Sans laisser à Catherine le temps de s'affoler, Abou- al-Khayr intervint :

— Un moment, seigneur Mansour ! Accepte seulement de les emmener avec toi et je me charge de les dissimuler. J'ai pour cela une idée. D'ailleurs, je vous accompagnerai, si tu le permets. Tant que mes amis ne seront pas définitivement hors de portée des bourreaux du Calife, je ne regagnerai pas ma demeure.

Le petit médecin avait parlé avec tant de grandeur simple et de vraie noblesse que Mansour n'osa pas refuser.

Tandis que Catherine serrait doucement, dans un geste de gratitude profonde, la main de son ami, il bougonna :

— C'est bon ! Fais comme tu l'entends, Abou le Médecin, mais sache ceci : dans la moitié d'une heure seulement, je quitterai ce palais ! Le temps, je te l'ai dit, de réconforter hommes et chevaux. Si tes protégés ne sont point prêts à m'accompagner, ils resteront. J'ai dit !

Abou-al-Khayr se contenta de s'incliner en silence. Mansour, tournant les talons, rejoignit le sombre escadron qui, rigide, attendait, massé près de la porte, brides aux bras, mur noir troué d'yeux luisants.

Le chef leur dit quelques mots et, silencieusement, l'un derrière l'autre, ils gagnèrent les communs du palais. Le médecin, alors, se tourna vers Catherine et vers Amina :

— Venez, dit-il, nous n'avons pas beaucoup de temps.

Mais, en franchissant le seuil du palais, une idée traversa Catherine. D'un geste vif, elle détacha la fabuleuse ceinture d'Harounal-Raschid et la tendit à la sultane.

— Tiens ! dit-elle, cette ceinture t'appartient. Pour rien au monde, je ne voudrais l'emporter.

Un instant, les doigts minces d'Amina caressèrent les énormes gemmes. Il y avait une tristesse dans sa voix quand elle murmura :

— Le jour où je l'ai portée pour la première fois, je croyais bien qu'elle était la chaîne même du bonheur... Mais j'ai compris, par la suite, que c'était bien une chaîne, rien qu'une chaîne... et fort lourde.

Ce soir, j'ai espéré que mes entraves se briseraient... Hélas, elles sont toujours là et tu m'en rapportes la preuve ! N'importe ! Sois-en tout de même remerciée...

Les deux femmes allaient passer dans les appartements privés d'Amina, sur les pas du médecin, quand deux esclaves noires, grandes et vigoureuses sous des robes rayées de brun, apparurent, moitié portant, moitié traînant une femme beaucoup plus petite, toute vêtue de noir et qui se débattait comme une furie.

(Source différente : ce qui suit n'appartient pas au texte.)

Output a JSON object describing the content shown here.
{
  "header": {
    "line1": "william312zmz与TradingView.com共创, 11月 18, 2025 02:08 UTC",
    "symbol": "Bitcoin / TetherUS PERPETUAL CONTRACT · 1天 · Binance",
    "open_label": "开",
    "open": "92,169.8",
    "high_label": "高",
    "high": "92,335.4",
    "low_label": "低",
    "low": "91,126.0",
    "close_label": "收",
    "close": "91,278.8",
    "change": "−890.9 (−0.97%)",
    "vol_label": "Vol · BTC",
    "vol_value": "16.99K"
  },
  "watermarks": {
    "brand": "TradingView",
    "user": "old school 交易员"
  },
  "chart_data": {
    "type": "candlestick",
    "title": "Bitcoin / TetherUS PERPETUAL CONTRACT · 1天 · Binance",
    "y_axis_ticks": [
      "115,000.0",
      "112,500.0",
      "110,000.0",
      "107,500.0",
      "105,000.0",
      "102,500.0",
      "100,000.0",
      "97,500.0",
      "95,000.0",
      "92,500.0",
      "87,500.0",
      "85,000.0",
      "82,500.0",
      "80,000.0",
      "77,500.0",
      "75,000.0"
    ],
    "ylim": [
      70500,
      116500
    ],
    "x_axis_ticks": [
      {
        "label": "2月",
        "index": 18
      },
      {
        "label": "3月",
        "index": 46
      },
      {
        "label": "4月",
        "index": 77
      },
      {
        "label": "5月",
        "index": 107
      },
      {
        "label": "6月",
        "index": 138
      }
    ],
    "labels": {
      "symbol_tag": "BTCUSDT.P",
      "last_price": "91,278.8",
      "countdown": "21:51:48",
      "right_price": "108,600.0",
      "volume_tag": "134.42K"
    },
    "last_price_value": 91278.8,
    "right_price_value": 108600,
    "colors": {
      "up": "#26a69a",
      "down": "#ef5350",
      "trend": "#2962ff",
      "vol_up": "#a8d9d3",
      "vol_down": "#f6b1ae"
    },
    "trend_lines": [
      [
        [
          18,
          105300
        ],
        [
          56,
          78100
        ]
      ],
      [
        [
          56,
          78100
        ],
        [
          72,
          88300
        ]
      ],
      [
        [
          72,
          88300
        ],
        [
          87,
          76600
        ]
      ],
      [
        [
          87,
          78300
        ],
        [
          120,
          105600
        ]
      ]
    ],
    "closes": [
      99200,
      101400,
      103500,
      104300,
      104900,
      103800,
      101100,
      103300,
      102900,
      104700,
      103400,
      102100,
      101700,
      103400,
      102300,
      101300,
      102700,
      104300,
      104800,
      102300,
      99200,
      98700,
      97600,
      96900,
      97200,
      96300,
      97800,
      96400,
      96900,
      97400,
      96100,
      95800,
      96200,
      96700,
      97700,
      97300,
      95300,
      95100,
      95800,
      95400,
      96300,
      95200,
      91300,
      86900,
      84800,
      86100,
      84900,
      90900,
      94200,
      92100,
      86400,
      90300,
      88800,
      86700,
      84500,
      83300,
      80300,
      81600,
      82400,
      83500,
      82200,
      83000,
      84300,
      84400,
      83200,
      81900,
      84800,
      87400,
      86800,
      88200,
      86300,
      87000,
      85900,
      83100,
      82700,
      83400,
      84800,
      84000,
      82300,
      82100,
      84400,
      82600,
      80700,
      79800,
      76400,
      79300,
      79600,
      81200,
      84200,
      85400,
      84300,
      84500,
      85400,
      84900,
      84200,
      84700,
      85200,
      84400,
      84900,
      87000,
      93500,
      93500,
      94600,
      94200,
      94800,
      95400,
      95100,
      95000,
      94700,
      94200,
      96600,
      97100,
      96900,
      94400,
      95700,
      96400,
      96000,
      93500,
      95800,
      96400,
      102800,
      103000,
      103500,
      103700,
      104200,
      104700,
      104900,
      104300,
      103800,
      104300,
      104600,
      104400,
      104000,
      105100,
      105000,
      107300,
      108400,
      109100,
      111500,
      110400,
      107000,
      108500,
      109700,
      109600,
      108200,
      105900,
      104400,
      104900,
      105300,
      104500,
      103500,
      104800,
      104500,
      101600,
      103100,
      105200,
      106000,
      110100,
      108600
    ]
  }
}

— On l'a trouvée à la porte ! fit l'une des deux esclaves. Elle criait qu'elle voulait voir Abou le Médecin, qu'on lui a dit, à sa maison, qu'il se trouvait ici...

— Lâchez-la, ordonna Abou qui, ajouta, tourné vers la nouvelle venue : Que veux-tu ?

Mais celle-ci ne lui répondit pas. Elle venait de reconnaître Catherine et, avec un cri de joie, elle arrachait son voile noir, se précipitait vers elle.

— Enfin, je te retrouve ! Tu avais pourtant promis de ne pas partir sans moi.

— Marie ! s'écria la jeune femme avec un mélange de joie et de honte tout à la fois car, au milieu de ses angoisses, elle avait oublié Marie et la promesse qu'elle lui avait faite : - Comment as-tu fait pour fuir et pour me retrouver ? ajouta-t-elle en l'embrassant.